La grenade et sa symbolique
Voici un sujet typiquement ‘Tuyaux de jardin’ qui a tout pour m’enthousiasmer. Le grenadier et la grenade peuvent être abordés tant sous l’angle de la botanique, que de la symbolique, de l’étymologie et de la gastronomie. C’est un fruit qui appartient à la tradition indo-européenne, ancré dans nos cultures depuis la nuit des temps. Aujourd’hui, nous en apprécions plus que jamais les qualités et la résistance.
Un vieux grenadier peut devenir un bel arbre ornemental. Le tronc devient bosselé avec les ans et l’écorce, brun clair à gris, se desquame sur les vieux sujets.
Pour le jardin, on peut aussi opter pour les quelques magnifiques variétés ornementales à fleurs doubles, larges et toutes chiffonnées. Hélas, elles ne portent pas de fruits. Les sélections sont généralement rouges, comme ‘Maxima Rubra’, aussi tape-à-l’oeil qu’une fleur d’hibiscus. ‘Luteum Plenum’ est une alternative jaune pâle de toute beauté.
Du point de vue botanique, le fruit de la grenade est une baie, un fruit charnu contenant les graines. La graine entourée de chair juteuse s’appelle une arille et c’est la partie que l’on mange. Une grenade peut en contenir 200 et plus! Ces graines sont généralement assez dures et peu agréables à manger. De nouvelles variétés à graines tendres ont été développées récemment.
Cette quantité de graines m’amène à l’étymologie du nom. Le nom de genre Punica se réfère au nom que les romains donnaient à Carthage (vous aurez peut-être encore quelques souvenirs scolaires des guerres puniques: Carthago delenda est etc.). C’est toutefois l’épithète granatum, à grains, qui a frappé les esprits et produit les noms communs dans nos différentes langues. Le nom italien de melograno dérive du latin malum (pomme) et granatum. Ceci a donné en vieux français la pomme grenate (pomum désignant un fruit en général) d’où le nom anglais pomegranate. En français on devrait donc avoir une grenate au lieu d’une grenade! La couleur qui en dérive est d’ailleurs la couleur grenat et il existe aussi une pierre précieuse rouge: le grenat. La bombe que l’on dégoupille a quant à elle été nommée par analogie avec la forme du fruit. Contrairement à ce que l’on croit parfois, le nom de la ville espagnole de Granada, Grenade, dérive d’un mot arabe et n’a en réalité rien à voir avoir le fruit.
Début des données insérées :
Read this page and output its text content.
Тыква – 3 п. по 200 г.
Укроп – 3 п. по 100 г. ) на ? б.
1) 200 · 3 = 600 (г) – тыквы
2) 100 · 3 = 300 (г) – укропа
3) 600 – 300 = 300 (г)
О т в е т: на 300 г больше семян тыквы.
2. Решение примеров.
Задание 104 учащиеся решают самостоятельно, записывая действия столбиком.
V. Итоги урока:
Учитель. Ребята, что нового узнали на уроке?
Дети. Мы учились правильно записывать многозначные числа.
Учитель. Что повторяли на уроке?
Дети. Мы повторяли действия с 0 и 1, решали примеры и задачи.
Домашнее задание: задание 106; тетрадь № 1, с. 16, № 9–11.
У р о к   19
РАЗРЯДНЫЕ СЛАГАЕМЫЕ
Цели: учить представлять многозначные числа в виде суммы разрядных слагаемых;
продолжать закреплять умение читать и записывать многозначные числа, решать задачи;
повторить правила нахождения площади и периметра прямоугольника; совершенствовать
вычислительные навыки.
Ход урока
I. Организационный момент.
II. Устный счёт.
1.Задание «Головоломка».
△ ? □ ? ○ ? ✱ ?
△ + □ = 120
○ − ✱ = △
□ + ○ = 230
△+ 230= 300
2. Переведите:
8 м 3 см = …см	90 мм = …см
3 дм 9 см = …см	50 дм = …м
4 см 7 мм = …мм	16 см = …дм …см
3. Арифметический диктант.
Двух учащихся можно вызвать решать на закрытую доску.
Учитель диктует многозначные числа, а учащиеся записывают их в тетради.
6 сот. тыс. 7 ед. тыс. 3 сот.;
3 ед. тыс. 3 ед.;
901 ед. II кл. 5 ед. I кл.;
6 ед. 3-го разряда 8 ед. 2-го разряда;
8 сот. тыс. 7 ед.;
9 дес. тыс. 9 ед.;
Tout dans la grenade, sa forme, sa couleur et surtout sa multitude de graines en ont fait un symbole puissant dans de très nombreuses cultures depuis la haute antiquité. On retrouve des grenades dans les tombes égyptiennes et dépeintes sur les fresques de la Vallée des Rois. Les grecs façonnaient des vases en forme de grenade. La couleur évoquant le sang d’Adonis, ils en firent le fruit des morts. L’arbre est présent dans les estampes orientales et le motif est récurrent dans les mosquées des empereurs moghols où au contraire on y voyait l’arbre de la vie. Plus près de nous, les églises baroques italiennes en usent abondamment, au même titre que des grappes de raisin. Toutes les époques ont été sensibles à la forme évocatrice de la grenade.
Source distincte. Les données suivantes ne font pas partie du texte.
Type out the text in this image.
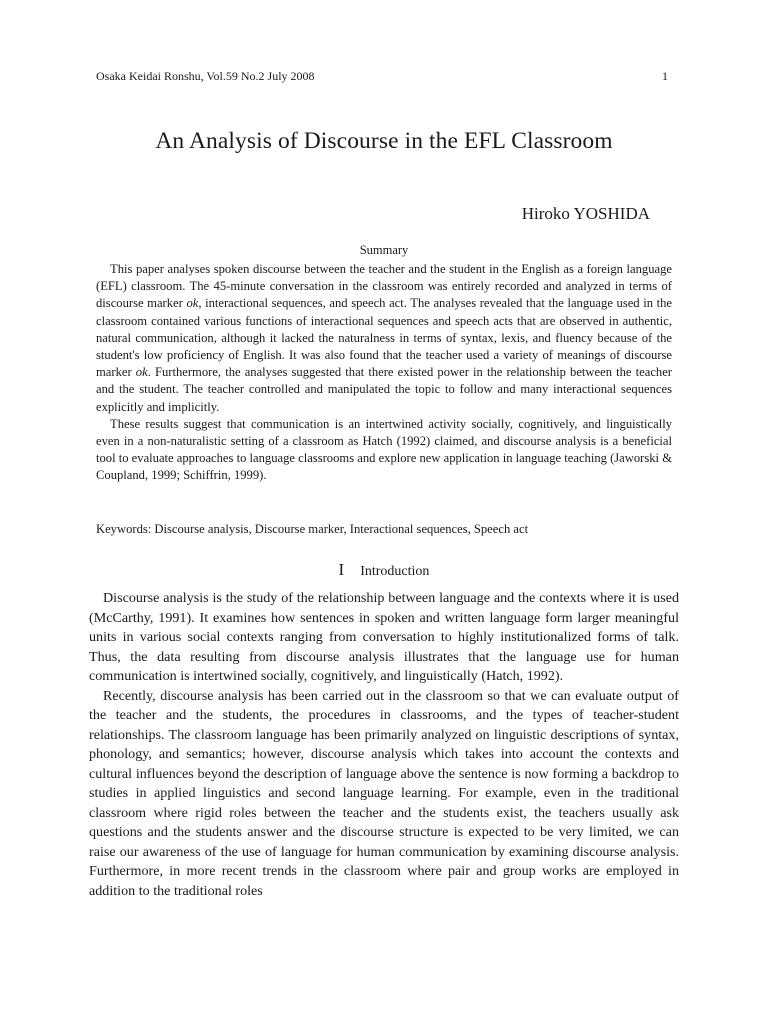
Osaka Keidai Ronshu, Vol.59 No.2 July 2008	1
An Analysis of Discourse in the EFL Classroom
Hiroko YOSHIDA
Summary

This paper analyses spoken discourse between the teacher and the student in the English as a foreign language (EFL) classroom. The 45-minute conversation in the classroom was entirely recorded and analyzed in terms of discourse marker ok, interactional sequences, and speech act. The analyses revealed that the language used in the classroom contained various functions of interactional sequences and speech acts that are observed in authentic, natural communication, although it lacked the naturalness in terms of syntax, lexis, and fluency because of the student's low proficiency of English. It was also found that the teacher used a variety of meanings of discourse marker ok. Furthermore, the analyses suggested that there existed power in the relationship between the teacher and the student. The teacher controlled and manipulated the topic to follow and many interactional sequences explicitly and implicitly.

These results suggest that communication is an intertwined activity socially, cognitively, and linguistically even in a non-naturalistic setting of a classroom as Hatch (1992) claimed, and discourse analysis is a beneficial tool to evaluate approaches to language classrooms and explore new application in language teaching (Jaworski & Coupland, 1999; Schiffrin, 1999).

Keywords: Discourse analysis, Discourse marker, Interactional sequences, Speech act
I Introduction

Discourse analysis is the study of the relationship between language and the contexts where it is used (McCarthy, 1991). It examines how sentences in spoken and written language form larger meaningful units in various social contexts ranging from conversation to highly institutionalized forms of talk. Thus, the data resulting from discourse analysis illustrates that the language use for human communication is intertwined socially, cognitively, and linguistically (Hatch, 1992).

Recently, discourse analysis has been carried out in the classroom so that we can evaluate output of the teacher and the students, the procedures in classrooms, and the types of teacher-student relationships. The classroom language has been primarily analyzed on linguistic descriptions of syntax, phonology, and semantics; however, discourse analysis which takes into account the contexts and cultural influences beyond the description of language above the sentence is now forming a backdrop to studies in applied linguistics and second language learning. For example, even in the traditional classroom where rigid roles between the teacher and the students exist, the teachers usually ask questions and the students answer and the discourse structure is expected to be very limited, we can raise our awareness of the use of language for human communication by examining discourse analysis. Furthermore, in more recent trends in the classroom where pair and group works are employed in addition to the traditional roles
La grenadine tellement appréciée des enfants était bien sûr à l’origine une boisson à base de jus de grenade, de sucre et d’eau.
Voici cependant la liste des ingrédients de la grenadine d’une bonne marque du commerce: sucre, sirop de glucose-fructose, eau, jus de fruits rouges à base de concentrés 4% (sureau, groseille, cassis, framboise), acidifiant : acide citrique, arômes, antioxydant: acide ascorbique, conservateur : sorbate de potassium. Pas l’ombre d’une grenade…
Vous aurez deviné mon message; cultivez la grenade vous-mêmes ou passez à l’épicerie arabe la plus proche.